I suppose that makes “The Trial of the Chicago 7” what you might call timely, a word that threatens to become meaningless with overuse — particularly in film discourse, where timeliness often functions as a glib signifier of importance, currency and presumed Oscar-worthiness. You may well chuckle when Lee Weiner (Noah Robbins), one of the eight anti-Vietnam War protestors indicted on charges of conspiracy to incite a riot, describes the 1968 clash as “the Academy Awards of protests, and as far as I’m concerned, it’s an honor just to be nominated.” He’s embellishing a quote attributed to another defendant, Jerry Rubin; he’s also referencing a much more frivolous media spectacle that some hope will be in the cards for this movie come 2021.
But even if “The Trial of the Chicago 7” qualifies as catnip for Oscar voters — it’s a juicy courtroom drama, a sweeping ’60s panorama, an epic of liberal hand wringing and an all-you-can-eat actors’ buffet rolled into one — it also, to its credit, rarely exaggerates its own topicality.

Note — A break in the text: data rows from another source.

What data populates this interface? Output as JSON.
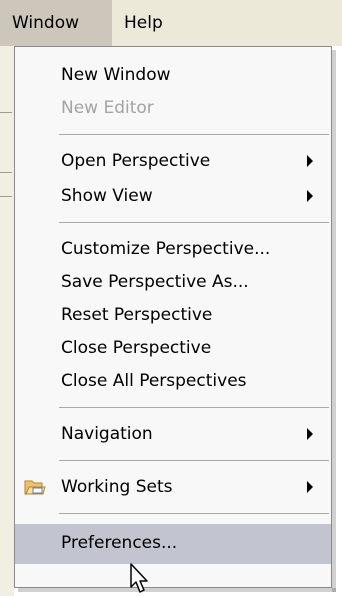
{
  "menubar": {
    "window_label": "Window",
    "help_label": "Help"
  },
  "menu": {
    "items": [
      {
        "label": "New Window",
        "enabled": true
      },
      {
        "label": "New Editor",
        "enabled": false
      },
      {
        "label": "Open Perspective",
        "submenu": true
      },
      {
        "label": "Show View",
        "submenu": true
      },
      {
        "label": "Customize Perspective..."
      },
      {
        "label": "Save Perspective As..."
      },
      {
        "label": "Reset Perspective"
      },
      {
        "label": "Close Perspective"
      },
      {
        "label": "Close All Perspectives"
      },
      {
        "label": "Navigation",
        "submenu": true
      },
      {
        "label": "Working Sets",
        "submenu": true,
        "icon": "folder-icon"
      },
      {
        "label": "Preferences...",
        "selected": true
      }
    ]
  },
  "colors": {
    "menubar_bg": "#ece9d8",
    "active_menu_bg": "#ccc7ba",
    "selected_item_bg": "#c2c4cf",
    "disabled_text": "#a3a3a3"
  },
  "cursor": "arrow-pointer-icon"
}
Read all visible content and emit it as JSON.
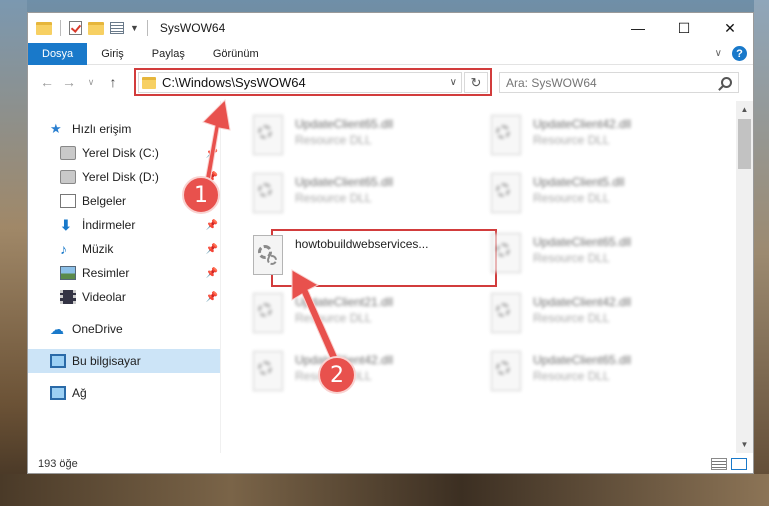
{
  "window": {
    "title": "SysWOW64"
  },
  "ribbon": {
    "tabs": [
      "Dosya",
      "Giriş",
      "Paylaş",
      "Görünüm"
    ]
  },
  "nav": {
    "address": "C:\\Windows\\SysWOW64",
    "search_placeholder": "Ara: SysWOW64"
  },
  "sidebar": {
    "quick_access": "Hızlı erişim",
    "items": [
      {
        "label": "Yerel Disk (C:)",
        "icon": "drive-icon",
        "pinned": true
      },
      {
        "label": "Yerel Disk (D:)",
        "icon": "drive-icon",
        "pinned": true
      },
      {
        "label": "Belgeler",
        "icon": "document-icon",
        "pinned": true
      },
      {
        "label": "İndirmeler",
        "icon": "download-icon",
        "pinned": true
      },
      {
        "label": "Müzik",
        "icon": "music-icon",
        "pinned": true
      },
      {
        "label": "Resimler",
        "icon": "pictures-icon",
        "pinned": true
      },
      {
        "label": "Videolar",
        "icon": "videos-icon",
        "pinned": true
      }
    ],
    "onedrive": "OneDrive",
    "this_pc": "Bu bilgisayar",
    "network": "Ağ"
  },
  "files": {
    "left": [
      {
        "name": "UpdateClient65.dll",
        "type": "Resource DLL"
      },
      {
        "name": "UpdateClient65.dll",
        "type": "Resource DLL"
      },
      {
        "name": "howtobuildwebservices...",
        "type": ""
      },
      {
        "name": "UpdateClient21.dll",
        "type": "Resource DLL"
      },
      {
        "name": "UpdateClient42.dll",
        "type": "Resource DLL"
      }
    ],
    "right": [
      {
        "name": "UpdateClient42.dll",
        "type": "Resource DLL"
      },
      {
        "name": "UpdateClient5.dll",
        "type": "Resource DLL"
      },
      {
        "name": "UpdateClient65.dll",
        "type": "Resource DLL"
      },
      {
        "name": "UpdateClient42.dll",
        "type": "Resource DLL"
      },
      {
        "name": "UpdateClient65.dll",
        "type": "Resource DLL"
      }
    ]
  },
  "status": {
    "count": "193 öğe"
  },
  "annotations": {
    "step1": "1",
    "step2": "2",
    "color": "#d23c3c"
  }
}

Sorkin, who wrote the script in 2007 (and eventually inherited the directing reins from Steven Spielberg), understands that the story being told here is never not timely. And he and his collaborators have applied their considerable skill to telling that story in as crisp, cogent and streamlined a fashion as possible and to let the present-day implications follow on their own.
Given the sprawling cast of characters and the juxtaposition of multiple time frames, the clarity of the result is bracing, and maybe also a bit deflating. One of the pleasures and shortcomings of this kind of Hollywood history lesson is that it seeks to impose a sense of order on events, movements and personalities that are by nature complicated and resistant to easy summary. Curiously, that narrative strategy subliminally mirrors the tactics of the prosecution, which contends — at the insistence of President Richard Nixon’s newly installed attorney general, John Mitchell (John Dolan) — that eight men deliberately masterminded and instigated the 1968 unrest. It’s a dubious allegation, privately doubted even by the lead prosecutor, Richard Schultz (Joseph Gordon-Levitt), who notes that some of the defendants had never even met before crossing state lines into Illinois.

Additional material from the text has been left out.